Thus, plexinA1 (plexA1) and NP-1 were implicated in DC migration through endothelial layers and lymphatic entry 29, yet also in T-cell activation by murine or
human DC 30–32, though neither their co-segregation at the IS nor their ligands there clearly identified. In contrast, the plexA1/NP-1 complex relays repulsive signals when exposed to soluble SEMA3A thereby causing loss of thymocyte adhesion, impairing actin cytoskeletal reorganization and activation of essential components of TCR signalling, or controlling Fas-mediated apoptosis 33–37. Apparently, timely regulated IS recruitment and the respective interaction molecule essentially determine the ability of plexA1/NP-1 to promote or terminate T-cell activation. In line with this hypothesis, repulsive SEMA3A is produced only late in DC/T-cell co-cultures 34. The role of plexA1/NP-1 and their ligands in viral immunomodulation Selleck Doxorubicin has not yet been addressed. Based on the hypothesis that signalling to conjugating T cells might contribute to MV interference with IS stability and function, we addressed the role of plexA1/NP-1 and their ligand SEMA3A in this system. We found that levels of plexA1/NP-1 on MV-exposed T cells or MV-infected DC did not differ from those measured on controls. In T cells, however, contact to the viral gps abrogated translocation of both plexA1 and NP-1 towards stimulatory interfaces as required
for their ability to enhance IS efficiency. As a second STA-9090 ic50 level of IS interference, MV-DC released high Thalidomide levels of repulsive SEMA3A early after infection and this accounted for loss of filamentous actin and actin-based protrusions of T cells, altogether indicating that MV affects plexA1/NP-1 signalling in the IS. PlexA1/NP-1 supports IS stability and function, both of which are impaired if these involve MV-infected DC (MV-DC), or T cells pre-exposed to the MV gp complex. To analyze the role of plexA1/NP-1 in destabilization of the MV-DC/T-cell IS, we first
analyzed whether MV affected surface expression of these molecules within the experimental conditions used throughout our study.

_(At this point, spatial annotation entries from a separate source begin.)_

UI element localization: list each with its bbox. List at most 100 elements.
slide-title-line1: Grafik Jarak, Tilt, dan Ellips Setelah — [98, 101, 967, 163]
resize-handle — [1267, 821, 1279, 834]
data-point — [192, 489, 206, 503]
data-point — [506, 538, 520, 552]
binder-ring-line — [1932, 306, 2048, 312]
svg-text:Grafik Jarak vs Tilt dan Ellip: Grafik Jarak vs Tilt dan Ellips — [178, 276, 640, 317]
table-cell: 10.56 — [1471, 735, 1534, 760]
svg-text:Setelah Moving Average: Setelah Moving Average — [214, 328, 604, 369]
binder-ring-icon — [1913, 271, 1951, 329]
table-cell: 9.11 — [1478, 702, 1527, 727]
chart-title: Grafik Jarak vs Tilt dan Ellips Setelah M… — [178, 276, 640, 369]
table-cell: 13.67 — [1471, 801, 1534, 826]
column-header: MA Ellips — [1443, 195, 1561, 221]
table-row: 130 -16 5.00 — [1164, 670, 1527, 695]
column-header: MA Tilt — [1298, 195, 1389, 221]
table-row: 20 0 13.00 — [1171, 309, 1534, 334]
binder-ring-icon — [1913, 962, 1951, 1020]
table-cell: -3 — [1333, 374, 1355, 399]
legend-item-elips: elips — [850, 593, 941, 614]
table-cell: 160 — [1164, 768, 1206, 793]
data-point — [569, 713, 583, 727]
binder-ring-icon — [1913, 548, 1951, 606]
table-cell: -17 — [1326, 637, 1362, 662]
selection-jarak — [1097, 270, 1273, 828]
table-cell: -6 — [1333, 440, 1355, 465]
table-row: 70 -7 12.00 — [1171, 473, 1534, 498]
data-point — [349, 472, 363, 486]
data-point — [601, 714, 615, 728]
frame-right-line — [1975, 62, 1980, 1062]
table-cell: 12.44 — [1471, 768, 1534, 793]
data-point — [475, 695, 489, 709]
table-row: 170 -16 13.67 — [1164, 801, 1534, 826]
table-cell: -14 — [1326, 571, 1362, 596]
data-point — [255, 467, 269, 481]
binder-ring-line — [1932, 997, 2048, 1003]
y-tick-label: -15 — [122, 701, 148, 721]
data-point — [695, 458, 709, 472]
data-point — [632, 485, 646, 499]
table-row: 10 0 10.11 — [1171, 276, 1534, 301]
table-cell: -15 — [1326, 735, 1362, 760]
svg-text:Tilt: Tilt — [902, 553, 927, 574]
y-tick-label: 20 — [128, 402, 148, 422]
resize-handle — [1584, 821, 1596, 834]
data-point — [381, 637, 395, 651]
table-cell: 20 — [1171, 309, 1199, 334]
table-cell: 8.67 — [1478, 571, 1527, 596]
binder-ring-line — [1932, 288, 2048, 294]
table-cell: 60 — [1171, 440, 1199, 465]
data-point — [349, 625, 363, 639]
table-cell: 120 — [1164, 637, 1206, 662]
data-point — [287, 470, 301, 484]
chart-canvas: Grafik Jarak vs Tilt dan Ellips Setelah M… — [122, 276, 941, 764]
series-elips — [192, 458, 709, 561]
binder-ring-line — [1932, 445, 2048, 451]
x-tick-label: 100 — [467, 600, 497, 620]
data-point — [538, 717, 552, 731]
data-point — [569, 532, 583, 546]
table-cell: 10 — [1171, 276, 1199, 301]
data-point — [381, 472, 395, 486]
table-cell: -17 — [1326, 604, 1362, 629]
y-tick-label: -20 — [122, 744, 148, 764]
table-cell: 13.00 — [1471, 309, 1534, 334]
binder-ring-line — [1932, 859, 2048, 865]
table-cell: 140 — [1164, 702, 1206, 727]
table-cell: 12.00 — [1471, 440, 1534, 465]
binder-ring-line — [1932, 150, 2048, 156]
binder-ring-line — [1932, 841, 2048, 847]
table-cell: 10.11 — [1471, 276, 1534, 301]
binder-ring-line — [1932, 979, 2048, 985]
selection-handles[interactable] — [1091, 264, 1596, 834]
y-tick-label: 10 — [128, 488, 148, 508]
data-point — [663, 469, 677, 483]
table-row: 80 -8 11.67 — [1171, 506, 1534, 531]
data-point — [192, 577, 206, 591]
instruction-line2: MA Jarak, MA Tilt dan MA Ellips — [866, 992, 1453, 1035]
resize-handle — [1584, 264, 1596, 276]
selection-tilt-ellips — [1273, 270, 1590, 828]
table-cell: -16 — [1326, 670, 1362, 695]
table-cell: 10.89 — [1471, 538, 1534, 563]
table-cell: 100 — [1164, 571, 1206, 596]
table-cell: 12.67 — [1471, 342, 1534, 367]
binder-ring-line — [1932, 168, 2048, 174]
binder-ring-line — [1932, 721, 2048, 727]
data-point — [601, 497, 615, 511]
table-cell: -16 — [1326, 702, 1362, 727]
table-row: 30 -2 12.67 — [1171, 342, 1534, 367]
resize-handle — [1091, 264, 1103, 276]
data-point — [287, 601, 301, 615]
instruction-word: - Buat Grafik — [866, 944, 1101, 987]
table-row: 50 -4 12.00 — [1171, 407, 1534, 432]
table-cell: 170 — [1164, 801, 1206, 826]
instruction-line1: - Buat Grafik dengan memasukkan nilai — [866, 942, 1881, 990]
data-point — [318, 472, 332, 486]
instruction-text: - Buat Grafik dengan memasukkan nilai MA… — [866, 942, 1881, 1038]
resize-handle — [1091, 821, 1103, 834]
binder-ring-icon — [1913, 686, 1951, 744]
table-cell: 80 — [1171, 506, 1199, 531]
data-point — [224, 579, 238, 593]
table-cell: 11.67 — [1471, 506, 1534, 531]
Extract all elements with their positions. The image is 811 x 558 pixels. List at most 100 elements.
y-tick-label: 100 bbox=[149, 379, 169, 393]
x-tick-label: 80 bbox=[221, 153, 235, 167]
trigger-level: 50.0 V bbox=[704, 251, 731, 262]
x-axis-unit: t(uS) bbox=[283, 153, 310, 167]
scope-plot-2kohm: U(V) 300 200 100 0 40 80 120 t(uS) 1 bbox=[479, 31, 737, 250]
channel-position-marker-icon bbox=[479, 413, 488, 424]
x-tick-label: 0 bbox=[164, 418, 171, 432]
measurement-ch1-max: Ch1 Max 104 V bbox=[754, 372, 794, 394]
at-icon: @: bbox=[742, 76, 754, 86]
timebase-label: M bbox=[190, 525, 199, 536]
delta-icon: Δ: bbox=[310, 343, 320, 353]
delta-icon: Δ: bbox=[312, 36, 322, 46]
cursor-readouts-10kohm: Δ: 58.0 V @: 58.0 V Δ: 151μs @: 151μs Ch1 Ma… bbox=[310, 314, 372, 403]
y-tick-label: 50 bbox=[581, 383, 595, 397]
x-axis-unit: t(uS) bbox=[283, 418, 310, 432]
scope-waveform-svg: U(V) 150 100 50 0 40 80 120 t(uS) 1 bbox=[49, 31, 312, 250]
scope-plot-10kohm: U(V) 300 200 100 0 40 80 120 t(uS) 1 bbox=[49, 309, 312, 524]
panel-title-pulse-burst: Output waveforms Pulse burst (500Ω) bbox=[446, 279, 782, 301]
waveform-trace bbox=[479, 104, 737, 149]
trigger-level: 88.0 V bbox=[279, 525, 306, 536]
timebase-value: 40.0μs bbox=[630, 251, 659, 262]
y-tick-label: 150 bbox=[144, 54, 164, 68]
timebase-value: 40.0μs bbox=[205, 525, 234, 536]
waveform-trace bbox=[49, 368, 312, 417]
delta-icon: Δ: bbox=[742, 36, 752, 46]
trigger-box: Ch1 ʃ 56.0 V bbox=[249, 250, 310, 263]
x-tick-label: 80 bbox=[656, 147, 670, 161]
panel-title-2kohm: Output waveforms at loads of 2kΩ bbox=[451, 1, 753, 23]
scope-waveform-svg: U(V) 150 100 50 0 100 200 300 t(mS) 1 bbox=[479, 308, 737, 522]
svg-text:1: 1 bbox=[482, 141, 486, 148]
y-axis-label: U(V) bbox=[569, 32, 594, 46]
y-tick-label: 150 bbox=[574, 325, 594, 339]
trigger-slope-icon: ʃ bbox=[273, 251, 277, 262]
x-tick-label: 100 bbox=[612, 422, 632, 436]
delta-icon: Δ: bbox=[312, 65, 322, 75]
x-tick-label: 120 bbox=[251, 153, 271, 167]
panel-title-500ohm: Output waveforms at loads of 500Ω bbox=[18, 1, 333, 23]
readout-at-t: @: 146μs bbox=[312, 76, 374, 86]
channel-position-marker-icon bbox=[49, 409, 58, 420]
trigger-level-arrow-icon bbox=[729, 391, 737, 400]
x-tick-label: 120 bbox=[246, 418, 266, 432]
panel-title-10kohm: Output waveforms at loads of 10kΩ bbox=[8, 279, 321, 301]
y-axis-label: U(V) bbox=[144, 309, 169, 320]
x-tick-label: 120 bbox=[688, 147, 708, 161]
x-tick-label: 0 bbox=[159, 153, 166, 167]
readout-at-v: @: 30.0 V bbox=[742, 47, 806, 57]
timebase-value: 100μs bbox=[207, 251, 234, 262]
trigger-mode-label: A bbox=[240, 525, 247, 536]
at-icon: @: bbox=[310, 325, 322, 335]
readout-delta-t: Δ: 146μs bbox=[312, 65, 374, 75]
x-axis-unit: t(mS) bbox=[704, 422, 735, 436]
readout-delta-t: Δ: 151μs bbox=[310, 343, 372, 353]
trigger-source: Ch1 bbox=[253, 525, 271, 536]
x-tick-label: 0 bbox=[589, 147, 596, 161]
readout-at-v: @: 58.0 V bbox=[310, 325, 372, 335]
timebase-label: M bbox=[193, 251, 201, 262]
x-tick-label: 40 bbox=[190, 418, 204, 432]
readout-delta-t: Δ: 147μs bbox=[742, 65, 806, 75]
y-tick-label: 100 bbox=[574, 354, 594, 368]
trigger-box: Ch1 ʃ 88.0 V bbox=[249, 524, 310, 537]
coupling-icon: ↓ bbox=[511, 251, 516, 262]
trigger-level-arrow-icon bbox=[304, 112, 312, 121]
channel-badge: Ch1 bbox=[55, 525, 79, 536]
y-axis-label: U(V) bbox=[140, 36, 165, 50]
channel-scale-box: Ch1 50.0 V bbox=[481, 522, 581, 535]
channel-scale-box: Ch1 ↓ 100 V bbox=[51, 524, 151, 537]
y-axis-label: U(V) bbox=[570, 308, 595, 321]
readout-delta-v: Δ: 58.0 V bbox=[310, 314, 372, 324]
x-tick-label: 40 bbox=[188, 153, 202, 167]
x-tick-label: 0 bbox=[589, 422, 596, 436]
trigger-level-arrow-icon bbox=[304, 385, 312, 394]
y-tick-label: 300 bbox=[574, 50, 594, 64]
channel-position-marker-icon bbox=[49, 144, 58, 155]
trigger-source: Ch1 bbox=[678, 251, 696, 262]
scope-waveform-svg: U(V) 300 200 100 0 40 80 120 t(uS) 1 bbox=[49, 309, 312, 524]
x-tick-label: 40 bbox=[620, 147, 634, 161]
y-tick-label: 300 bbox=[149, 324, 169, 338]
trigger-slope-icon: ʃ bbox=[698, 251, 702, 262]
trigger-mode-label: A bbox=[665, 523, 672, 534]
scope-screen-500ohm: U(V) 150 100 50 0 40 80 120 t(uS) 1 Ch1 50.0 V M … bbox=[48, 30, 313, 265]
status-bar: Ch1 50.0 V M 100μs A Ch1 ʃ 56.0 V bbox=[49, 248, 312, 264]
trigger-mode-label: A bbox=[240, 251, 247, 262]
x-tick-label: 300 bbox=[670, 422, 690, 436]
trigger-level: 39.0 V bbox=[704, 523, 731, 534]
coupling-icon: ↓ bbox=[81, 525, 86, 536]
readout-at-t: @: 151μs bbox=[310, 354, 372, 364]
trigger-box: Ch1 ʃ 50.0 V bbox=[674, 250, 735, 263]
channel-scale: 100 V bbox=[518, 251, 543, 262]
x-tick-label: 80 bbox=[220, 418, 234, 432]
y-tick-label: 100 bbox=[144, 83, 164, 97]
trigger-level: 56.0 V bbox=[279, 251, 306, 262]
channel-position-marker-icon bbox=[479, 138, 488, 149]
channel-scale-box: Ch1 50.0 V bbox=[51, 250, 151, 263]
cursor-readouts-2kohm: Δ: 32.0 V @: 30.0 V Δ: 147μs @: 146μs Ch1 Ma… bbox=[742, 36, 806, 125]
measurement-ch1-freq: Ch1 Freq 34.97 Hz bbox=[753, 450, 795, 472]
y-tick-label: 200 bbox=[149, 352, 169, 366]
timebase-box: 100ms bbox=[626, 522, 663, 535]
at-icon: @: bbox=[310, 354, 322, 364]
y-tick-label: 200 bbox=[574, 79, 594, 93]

These involved MV-infected DC (to evaluate effects of direct infection as occurring in vivo 6) and T cells exposed to UV-inactivated MV to mimic T-cell surface contact-dependent signalling elicited by the viral gp complex (displayed by MV-infected DC) in the presence of fusion inhibitory peptide (to avoid MV uptake). In line with the published data, both plexA1 and NP-1 were expressed to very low levels on freshly isolated human primary T cells, and this was not altered upon UV-MV exposure (or mock exposure; both applied for 2 h) (Fig. 1A). In permeabilized T cells, especially plexA1 was efficiently detected indicating it mainly resides in intracellular compartments (not shown here, and Fig. 2C).